A data ingestion job extracts data from data source documents, converts it into a structured format suitable for analysis, and then stores it in a knowledge base.

  1. On the Knowledge Bases list page, select the knowledge base that you want to ingest data for its data source.
    If you need help finding the list page, see Listing Knowledge Bases.
  2. Select the data source that you want to ingest its data.
  3. Select Create Ingestion job.
  4. Enter the following values:
    • Name: A name that starts with a letter or underscore, followed by letters, numbers, hyphens, or underscores. The length can be from 1 to 255 characters.
    • Description: An optional description
    • Tags: Select Show advanced options and add one or more tags to the ingestion job. If you have permissions to create a resource, then you have permission to update its tags.
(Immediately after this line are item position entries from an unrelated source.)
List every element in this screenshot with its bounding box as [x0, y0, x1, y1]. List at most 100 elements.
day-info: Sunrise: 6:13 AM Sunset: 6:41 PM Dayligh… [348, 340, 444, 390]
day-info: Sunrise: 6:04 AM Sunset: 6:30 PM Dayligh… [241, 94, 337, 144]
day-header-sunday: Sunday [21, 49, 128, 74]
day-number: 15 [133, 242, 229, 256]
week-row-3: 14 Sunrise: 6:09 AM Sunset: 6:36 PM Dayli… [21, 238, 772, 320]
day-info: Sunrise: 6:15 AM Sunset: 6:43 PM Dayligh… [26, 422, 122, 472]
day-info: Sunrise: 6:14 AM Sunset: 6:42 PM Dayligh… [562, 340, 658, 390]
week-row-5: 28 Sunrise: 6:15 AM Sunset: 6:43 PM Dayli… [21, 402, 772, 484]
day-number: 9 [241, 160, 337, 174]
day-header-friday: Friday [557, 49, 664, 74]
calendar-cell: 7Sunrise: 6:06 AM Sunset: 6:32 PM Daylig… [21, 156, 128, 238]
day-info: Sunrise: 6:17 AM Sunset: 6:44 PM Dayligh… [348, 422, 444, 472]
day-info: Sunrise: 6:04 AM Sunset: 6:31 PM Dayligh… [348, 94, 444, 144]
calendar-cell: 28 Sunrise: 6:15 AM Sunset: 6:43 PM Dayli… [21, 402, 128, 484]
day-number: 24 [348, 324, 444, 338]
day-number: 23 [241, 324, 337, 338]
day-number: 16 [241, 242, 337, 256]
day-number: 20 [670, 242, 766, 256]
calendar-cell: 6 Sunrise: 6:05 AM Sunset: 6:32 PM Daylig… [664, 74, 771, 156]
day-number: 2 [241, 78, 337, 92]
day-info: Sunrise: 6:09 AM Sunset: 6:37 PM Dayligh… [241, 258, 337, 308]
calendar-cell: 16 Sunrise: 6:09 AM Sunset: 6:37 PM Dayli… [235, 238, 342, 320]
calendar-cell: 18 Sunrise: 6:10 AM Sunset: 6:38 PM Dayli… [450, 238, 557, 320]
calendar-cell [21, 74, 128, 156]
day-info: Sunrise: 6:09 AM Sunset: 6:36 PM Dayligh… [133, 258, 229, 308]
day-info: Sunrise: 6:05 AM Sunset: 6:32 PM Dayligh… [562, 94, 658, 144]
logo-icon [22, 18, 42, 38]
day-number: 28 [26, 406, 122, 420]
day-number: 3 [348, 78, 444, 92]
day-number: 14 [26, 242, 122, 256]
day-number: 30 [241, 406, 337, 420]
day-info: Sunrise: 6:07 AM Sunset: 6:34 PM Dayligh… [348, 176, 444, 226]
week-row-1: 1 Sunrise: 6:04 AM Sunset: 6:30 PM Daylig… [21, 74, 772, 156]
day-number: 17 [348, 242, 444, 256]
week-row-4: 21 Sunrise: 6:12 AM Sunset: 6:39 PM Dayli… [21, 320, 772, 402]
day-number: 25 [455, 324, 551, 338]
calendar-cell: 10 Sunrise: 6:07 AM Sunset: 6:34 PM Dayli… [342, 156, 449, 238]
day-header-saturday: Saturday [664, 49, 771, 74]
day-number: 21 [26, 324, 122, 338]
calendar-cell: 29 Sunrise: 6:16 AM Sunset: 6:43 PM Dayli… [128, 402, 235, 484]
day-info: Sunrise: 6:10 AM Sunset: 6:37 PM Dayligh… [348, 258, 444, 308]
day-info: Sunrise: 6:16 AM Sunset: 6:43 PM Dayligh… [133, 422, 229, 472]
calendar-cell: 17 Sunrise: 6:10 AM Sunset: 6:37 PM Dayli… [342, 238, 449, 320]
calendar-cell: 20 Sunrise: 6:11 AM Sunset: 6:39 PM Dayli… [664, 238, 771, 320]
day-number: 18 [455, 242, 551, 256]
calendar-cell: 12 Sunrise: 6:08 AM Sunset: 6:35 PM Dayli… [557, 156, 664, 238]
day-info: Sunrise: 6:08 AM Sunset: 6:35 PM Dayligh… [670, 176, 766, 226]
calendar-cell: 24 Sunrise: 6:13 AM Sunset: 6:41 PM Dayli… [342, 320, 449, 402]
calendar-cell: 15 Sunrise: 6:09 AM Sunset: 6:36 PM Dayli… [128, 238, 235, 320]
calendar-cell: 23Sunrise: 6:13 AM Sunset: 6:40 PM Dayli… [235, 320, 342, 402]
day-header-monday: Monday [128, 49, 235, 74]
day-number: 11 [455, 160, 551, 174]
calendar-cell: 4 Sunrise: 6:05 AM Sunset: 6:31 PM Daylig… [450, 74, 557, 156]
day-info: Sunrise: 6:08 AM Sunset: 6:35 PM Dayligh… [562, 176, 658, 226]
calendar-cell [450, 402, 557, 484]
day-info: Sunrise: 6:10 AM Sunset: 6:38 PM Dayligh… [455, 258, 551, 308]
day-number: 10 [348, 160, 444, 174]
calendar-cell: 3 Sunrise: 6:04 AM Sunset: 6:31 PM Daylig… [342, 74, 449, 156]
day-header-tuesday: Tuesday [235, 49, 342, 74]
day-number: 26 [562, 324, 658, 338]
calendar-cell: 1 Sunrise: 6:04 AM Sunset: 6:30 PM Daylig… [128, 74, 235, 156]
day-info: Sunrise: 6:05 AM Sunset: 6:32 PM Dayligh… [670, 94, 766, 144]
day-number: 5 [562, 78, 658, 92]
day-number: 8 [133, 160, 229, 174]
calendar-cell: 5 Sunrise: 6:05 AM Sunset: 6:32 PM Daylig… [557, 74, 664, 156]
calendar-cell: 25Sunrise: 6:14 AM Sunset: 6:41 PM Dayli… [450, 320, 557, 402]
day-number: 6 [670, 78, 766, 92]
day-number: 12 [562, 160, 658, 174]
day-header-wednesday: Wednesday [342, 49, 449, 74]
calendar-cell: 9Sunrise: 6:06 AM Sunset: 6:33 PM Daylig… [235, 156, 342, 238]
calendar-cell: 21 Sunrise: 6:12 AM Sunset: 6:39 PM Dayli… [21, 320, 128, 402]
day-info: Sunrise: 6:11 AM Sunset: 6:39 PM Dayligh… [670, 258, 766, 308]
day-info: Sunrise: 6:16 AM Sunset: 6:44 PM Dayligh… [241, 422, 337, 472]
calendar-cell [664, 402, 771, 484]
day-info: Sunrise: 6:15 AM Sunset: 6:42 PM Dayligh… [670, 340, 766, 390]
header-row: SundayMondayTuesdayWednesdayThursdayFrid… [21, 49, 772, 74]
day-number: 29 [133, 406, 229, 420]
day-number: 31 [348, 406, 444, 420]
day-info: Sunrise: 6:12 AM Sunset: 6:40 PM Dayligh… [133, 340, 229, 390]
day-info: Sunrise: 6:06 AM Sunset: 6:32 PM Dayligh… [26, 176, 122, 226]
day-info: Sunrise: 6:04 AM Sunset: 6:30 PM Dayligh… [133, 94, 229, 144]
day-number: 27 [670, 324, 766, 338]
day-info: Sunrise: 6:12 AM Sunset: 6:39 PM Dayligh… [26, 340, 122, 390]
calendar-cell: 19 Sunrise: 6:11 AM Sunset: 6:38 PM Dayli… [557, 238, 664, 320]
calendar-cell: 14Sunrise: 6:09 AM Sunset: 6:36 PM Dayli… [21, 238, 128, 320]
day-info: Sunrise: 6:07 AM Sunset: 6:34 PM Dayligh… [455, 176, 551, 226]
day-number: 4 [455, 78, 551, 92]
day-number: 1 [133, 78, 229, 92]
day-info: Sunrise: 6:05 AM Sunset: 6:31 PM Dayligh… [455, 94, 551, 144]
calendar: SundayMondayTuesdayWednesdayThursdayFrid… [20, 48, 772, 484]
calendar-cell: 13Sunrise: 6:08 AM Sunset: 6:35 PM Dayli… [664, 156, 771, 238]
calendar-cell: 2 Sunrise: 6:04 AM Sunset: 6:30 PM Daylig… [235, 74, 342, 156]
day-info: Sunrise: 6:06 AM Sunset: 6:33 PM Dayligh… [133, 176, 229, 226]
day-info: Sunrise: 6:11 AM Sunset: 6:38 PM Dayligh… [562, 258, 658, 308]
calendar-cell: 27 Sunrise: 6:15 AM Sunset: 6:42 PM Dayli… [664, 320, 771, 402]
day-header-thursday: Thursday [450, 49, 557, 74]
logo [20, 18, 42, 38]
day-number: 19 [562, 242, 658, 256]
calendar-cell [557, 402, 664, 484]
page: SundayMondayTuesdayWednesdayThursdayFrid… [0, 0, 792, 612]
If you need help, see Tags and Tag Namespace Concepts.
  5. Select Create.
  6. Wait for the ingestion job status to change. Perform any action that might be required.
    Ingestion job status Description Action to perform
    Succeeded The job completed and processed all files successfully. Review the status logs to confirm that all updated files are successfully ingested.
    Completed, with failures The job completed and processed all files. However, there are some file failures. The possible file failure or failures might be:
    • Corrupted file.
    • PDF file is password-protected.
    • Images in a file that are too small are ignored. The rest of the file content is ingested.
    • Corrupted images in a file are ignored. The rest of the file content is ingested.
    • There is an issue processing file metadata attributes. The file is ingested but without the metadata attributes.
    Check the status logs to understand the reason for individual file failures. Address the issues and restart the job.
    Failed, fix data source There is an issue accessing the bucket or files that are specified in the data source configuration. Check the status logs for suggestions on how to fix the issue or issues, then restart the job.
    Failed, needs retry There is an issue with a dependent system such as Object Storage or OpenSearch, even after several retries. Run the job again later.
    Failed, contact Support There is an issue that cannot be resolved by retrying. Contact Support

Note

After Creating an Ingestion Job
  1. Review the status and status logs to confirm that all updated files were successfully ingested. If you need help getting the status logs, see Getting a Data Ingestion Job's Details.
  2. If the ingestion job fails (for example, because of a file being too large), address the issue and restart the job. See Step 6 for the meaning of a job status and the action to take.
How the Ingestion Pipeline Handles Previously Run Jobs

When you restart a previously run ingestion job, the pipeline:

  1. Detects files that were successfully ingested earlier and skip them.
  2. Only ingests files that failed previously and have since been updated.
Example Scenario

Suppose you have 20 files to ingest, and the initial job run results in 2 failed files. When you restart the job, the pipeline:

  1. Recognizes that 18 files have already been successfully ingested and ignore them.
  2. Ingests only the 2 files that failed earlier and have since been updated.